Tanpa adanya materai, dokumen tersebut tidak bisa digunakan sebagai alat bukti dalam persidangan terutama dalam hal perdata.

Dokumen yang Tidak Dikenakan Bea Materai

Tidak semua dokumen dikenakan oleh bea materai di antaranya adalah sebagai berikut.

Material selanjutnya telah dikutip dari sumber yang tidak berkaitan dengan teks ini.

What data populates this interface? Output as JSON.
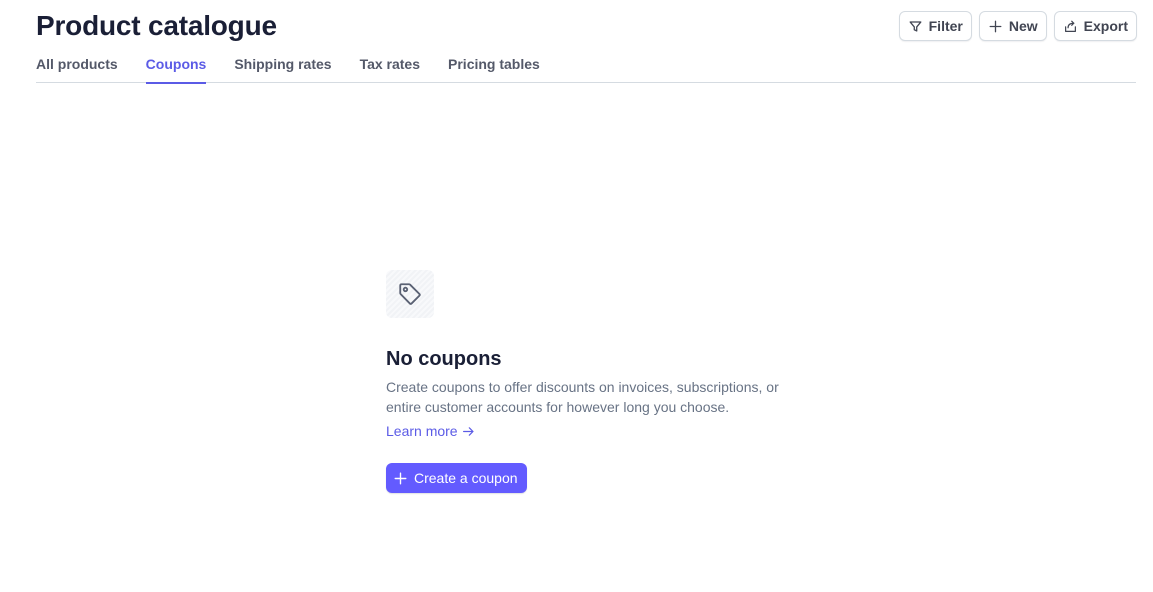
{
  "header": {
    "title": "Product catalogue"
  },
  "toolbar": {
    "filter_label": "Filter",
    "filter_icon": "filter-icon",
    "new_label": "New",
    "new_icon": "plus-icon",
    "export_label": "Export",
    "export_icon": "export-icon"
  },
  "tabs": [
    {
      "label": "All products",
      "active": false
    },
    {
      "label": "Coupons",
      "active": true
    },
    {
      "label": "Shipping rates",
      "active": false
    },
    {
      "label": "Tax rates",
      "active": false
    },
    {
      "label": "Pricing tables",
      "active": false
    }
  ],
  "empty_state": {
    "icon": "tag-icon",
    "title": "No coupons",
    "description": "Create coupons to offer discounts on invoices, subscriptions, or entire customer accounts for however long you choose.",
    "learn_more_label": "Learn more",
    "create_label": "Create a coupon"
  },
  "colors": {
    "accent": "#635bff",
    "tab_active": "#5b5be6",
    "text_primary": "#1a1f36",
    "text_secondary": "#687385",
    "border": "#d5dbe1"
  }
}
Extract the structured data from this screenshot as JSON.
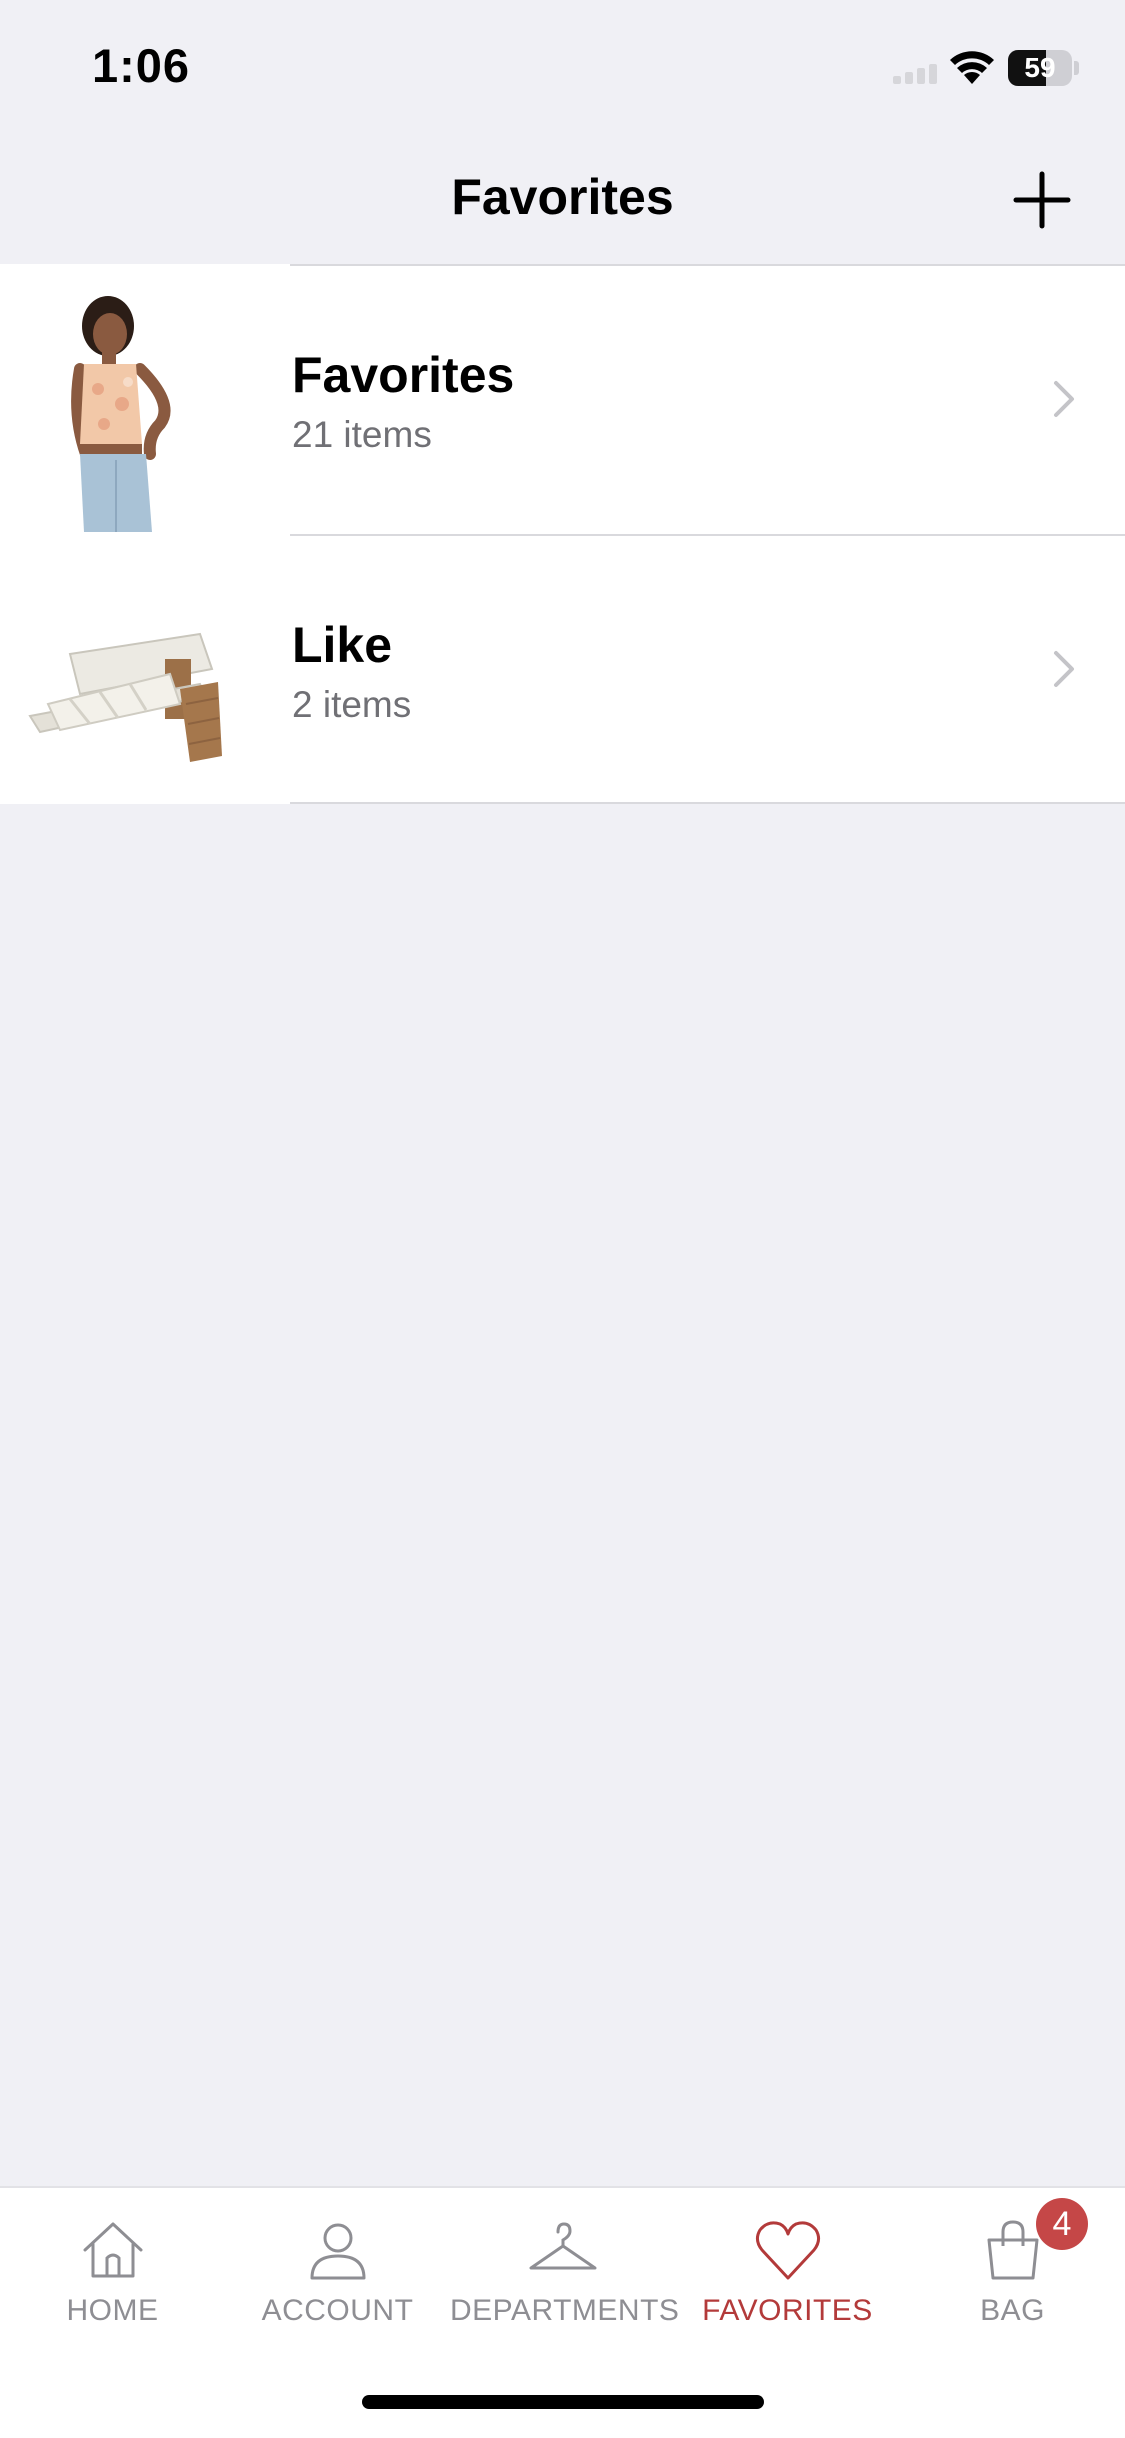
{
  "status_bar": {
    "time": "1:06",
    "battery_percent": "59",
    "battery_level": 0.59
  },
  "nav": {
    "title": "Favorites",
    "add_icon": "plus-icon"
  },
  "lists": [
    {
      "title": "Favorites",
      "count_label": "21 items",
      "thumbnail": "woman-in-floral-tank-top-and-jean-shorts"
    },
    {
      "title": "Like",
      "count_label": "2 items",
      "thumbnail": "white-woven-block-heel-sandals"
    }
  ],
  "tab_bar": {
    "tabs": [
      {
        "label": "HOME",
        "icon": "house-icon"
      },
      {
        "label": "ACCOUNT",
        "icon": "person-icon"
      },
      {
        "label": "DEPARTMENTS",
        "icon": "hanger-icon"
      },
      {
        "label": "FAVORITES",
        "icon": "heart-icon",
        "active": true
      },
      {
        "label": "BAG",
        "icon": "shopping-bag-icon"
      }
    ],
    "bag_badge": "4",
    "active_color": "#b33a3a",
    "inactive_color": "#8e8e93"
  }
}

  • Dokumen terkait lalu lintas orang dan barang seperti surat inventaris, konosemen, surat angkutan penumpang dan barang, bukti pengiriman barang, dan surat-surat  sejenis.
  • Segala bentuk ijazah.
  • Tanda terima pembayaran seperti gaji, pensiunan,tunjangan, struk, dan pembayaran lainnya yang berkaitan dengan hubungan kerja.
  • Tanda bukti penerimaan uang negara dari kas negara.
  • Kwitansi untuk semua jenis pajak dan untuk penerimaan lainnya yang dapat dipersamakan dengan itu yang berasal dari kas negara, pemda, bank, dan lembaga lainnya.
  • Tanda penerimaan uang untuk keperluan intern organisasi.
  • Dokumen terkait simpanan uang atau surat berharga, pembayaran uang simpanan kepada penyimpanan bank, koperasi dan badan lainnya.
  • Surat gadai.
  • Tanda pembagian keuntungan, bunga, atau imbal hasil dari surat berharga.
  • Dokumen yang diterbitkan atau dihasilkan oleh Bank Indonesia dalam rangka kebijakan moneter.

 

Baca Juga: BPHTB, Pungutan yang Ditanggung oleh Pembeli Tanah dan/atau Bangunan

Aturan Bea Materai Terbaru

Di awal paragraf Anda sudah mengetahui bahwa di tahun 2021, bea materai memiliki tarif tunggal sebesar Rp 10.000 yang semula dibagi menjadi Rp 6000 dan Rp 3000.

Hal tersebut tertuang dalam Undang-Undang No. 10 Tahun 2020 tentang Bea Materai.

Selain untuk meningkatkan pemasukan kas negara, Alasan dinaikkannya bea materai menjadi Rp 10.000 adalah sebagai bentuk penyetaraan tarif untuk dokumen kertas dan elektronik.

Lalu apakah materai Rp 6.000 dan Rp 3.000 masih berlaku?

Jawabannya Iya hingga akhir tahun 2021 dengan catatan nilai nominal minimal Rp 9.000 sebagai pengganti bea materai Rp 10.000.

Menurut DJP ada tiga cara untuk menyetarakan materai Rp 6.000 dan Rp 3.000 dengan materai Rp 10.000.

Pertama, menggunakan tiga buah materai Rp 3.000 yang ditempel berdampingan dalam satu dokumen.

Kedua, menempelkan materai Rp 3.000 dengan Rp 6.000 berdampingan dalam satu dokumen. Cara terakhir menempelkan dua buah materai Rp 6.000 berdampingan dalam satu dokumen.